04 - Brownies

196 68 0
                                    


Alvan menarik laci nakas dan mengambil sesuatu didalamnya, sebuah surat. Surat yang sudah ada didalam laci sejak dua hari yang lalu.

Dibukanya perlahan amplop surat berwarna coklat itu oleh Alvan, selanjutnya dia mulai membaca deretan kalimat yang tertulis rapi menggunakan tinta warna dark blue.

Assalamualaikum Bro.

Kapanpun dan dimanapun lo baca surat yang gue tulis ini, jangan pernah bosen. Karena lo pasti udah tau inti dari surat yang gue tulis ini, hehe.

Gue bener-bener titip Elina sama Lo. Jagain Nana seperti lo jaga orang yang lo sayang, bahkan kalau lo sayang sama Nana-pun gue dukung kok. Asalkan, jangan buat dia sakit hati. Inget ya, jangan buat dia sakit hati.

Buat dia nyaman curhat sama lo, buat dia curahin masalahnya sama lo. Gue tau, dia pasti selalu nyimpen masalah sendiri semenjak gue ninggalin dia.

Jangan pernah lo kasih tau Nana kalau gue ada disini, janji. Lo bisa dipercaya kan bro? Bisa lah pasti

Oh ya, Btw. Gue tunggu lo kesini, gue kangen lo disini. Kapan-kapan lo kesini dong bro, kalau bisa secepatnya ya kesini. Gue kangen berat nih sama lo

Salam kangen,
sahabat paling ganteng

Alvan menghembuskan napasnya pelan, lalu melipat surat itu kembali dan memasukkannya kedalam laci nakas.

"Gue juga kangen sama lo," gumamnya sembari menatap kosong kebawah, ke sepatu converse hitam yang dia pakai.

Dia menghembuskan napas lagi, lalu mulai beranjak dari kasur. Berdiri di depan kaca lemari yang memantulkan tampilan dirinya.

Ini sudah seminggu dirinya bersekolah di SMA Buana, namun Elin belum kunjung bisa dia dekati. Sebenarnya dia bisa mendekati gadis itu, hanya saja gadis itu yang selalu menghindar.

Apa caranya mendekati Elin salah?

Bagaimana cara dia bisa membuat gadis itu nyaman dengan waktu yang singkat?

"Gue pelet aja tuh cewek," kata Alvan dengan asal didepan kaca.

Sadar dengan yang diucapkannya, dia menepuk mulutnya sendiri, "atagfirullah ngomong apaan sih gue," dia menggelengkan kepala merasa bodoh.

Ketukan pintu kamarnya membuat cowok itu menoleh, "masuk."

"Gantengnya cucu omah," ucap Santi kagum, menatap Alvan yang sedang menyisir rambut.
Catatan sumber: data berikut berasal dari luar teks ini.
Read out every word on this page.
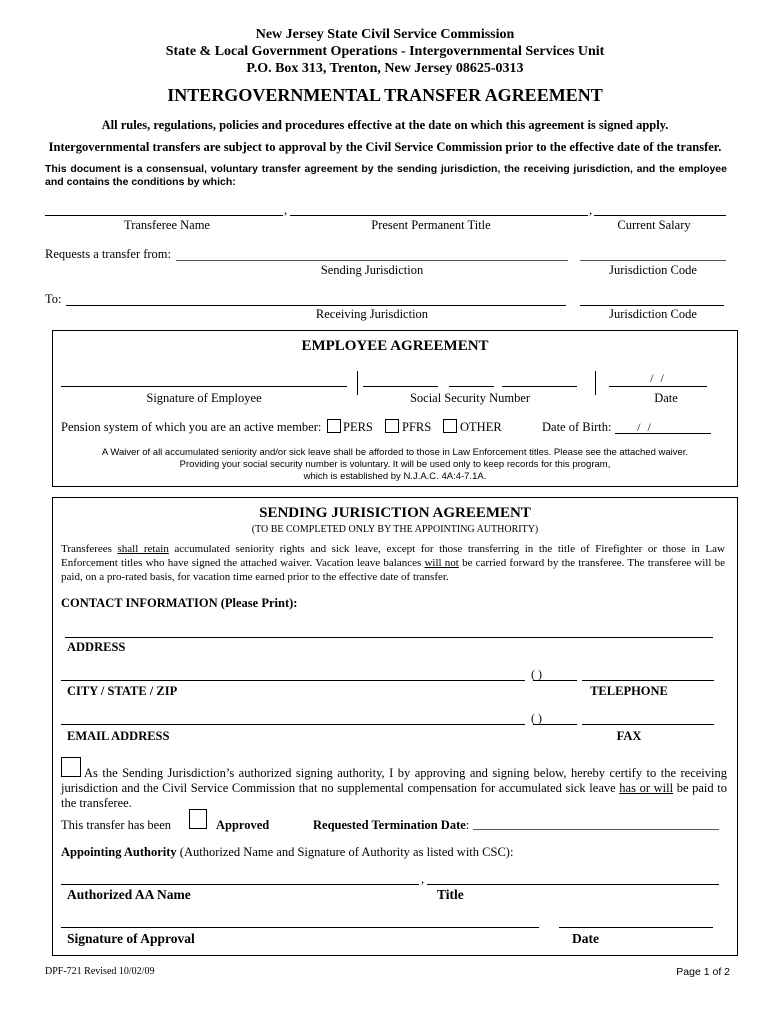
New Jersey State Civil Service Commission
State & Local Government Operations - Intergovernmental Services Unit
P.O. Box 313, Trenton, New Jersey 08625-0313
INTERGOVERNMENTAL TRANSFER AGREEMENT
All rules, regulations, policies and procedures effective at the date on which this agreement is signed apply.
Intergovernmental transfers are subject to approval by the Civil Service Commission prior to the effective date of the transfer.
This document is a consensual, voluntary transfer agreement by the sending jurisdiction, the receiving jurisdiction, and the employee and contains the conditions by which:
,	,
Transferee Name	Present Permanent Title	Current Salary
Requests a transfer from:
Sending Jurisdiction	Jurisdiction Code
To:
Receiving Jurisdiction	Jurisdiction Code
EMPLOYEE AGREEMENT
/ /
Signature of Employee	Social Security Number	Date
Pension system of which you are an active member: PERS PFRS OTHER	Date of Birth:	/ /
A Waiver of all accumulated seniority and/or sick leave shall be afforded to those in Law Enforcement titles. Please see the attached waiver.
Providing your social security number is voluntary. It will be used only to keep records for this program,
which is established by N.J.A.C. 4A:4-7.1A.
SENDING JURISICTION AGREEMENT
(TO BE COMPLETED ONLY BY THE APPOINTING AUTHORITY)
Transferees shall retain accumulated seniority rights and sick leave, except for those transferring in the title of Firefighter or those in Law Enforcement titles who have signed the attached waiver. Vacation leave balances will not be carried forward by the transferee. The transferee will be paid, on a pro-rated basis, for vacation time earned prior to the effective date of transfer.
CONTACT INFORMATION (Please Print):
ADDRESS
( )
CITY / STATE / ZIP	TELEPHONE
( )
EMAIL ADDRESS	FAX
As the Sending Jurisdiction’s authorized signing authority, I by approving and signing below, hereby certify to the receiving jurisdiction and the Civil Service Commission that no supplemental compensation for accumulated sick leave has or will be paid to the transferee.
This transfer has been	Approved	Requested Termination Date:
Appointing Authority (Authorized Name and Signature of Authority as listed with CSC):
,
Authorized AA Name	Title
Signature of Approval	Date
DPF-721 Revised 10/02/09	Page 1 of 2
Alvan terkekeh melihat pantulan omahnya di cermin. Wanita tua tersebut duduk di tepi kasur Alvan sembari mengeratkan cardigan rajutnya sebab merasa suhu kamar Alvan terlalu dingin.

"Omah kedinginan ya?" Tanya Alvan yang hanya di tanggapi senyuman oleh Santi.

Alvan berjalan mengambil remote AC di atas meja belajar sekaligus mengambil tas sekolahnya. Selesai dia menurunkan suhu AC, dia berjalan mendekat ke Santi dan duduk di samping wanita yang sudah beruban banyak itu.

"Omah kok ke kamar Alvan, bukannya sarapan," ucap Alvan sambil merangkul Santi.

Santi tersenyum, raut wajah keriputnya semakin terlihat kala wanita tua itu menarik kedua sudut bibirnya keatas.

"Omah tungguin kamu di bawah kamunya nggak turun-turun, omah kira kamu belum bangun," jawab Santi. Tangan keriputnya terangkat mengelus punggung cucunya.

Alvan tersenyum, lalu dia beranjak dan mengambil kunci mobil di atas nakas, "yaudah ayo turun omah, Alvan udah laper nih mau sarapan," ucap Alvan sambil mengelus perutnya.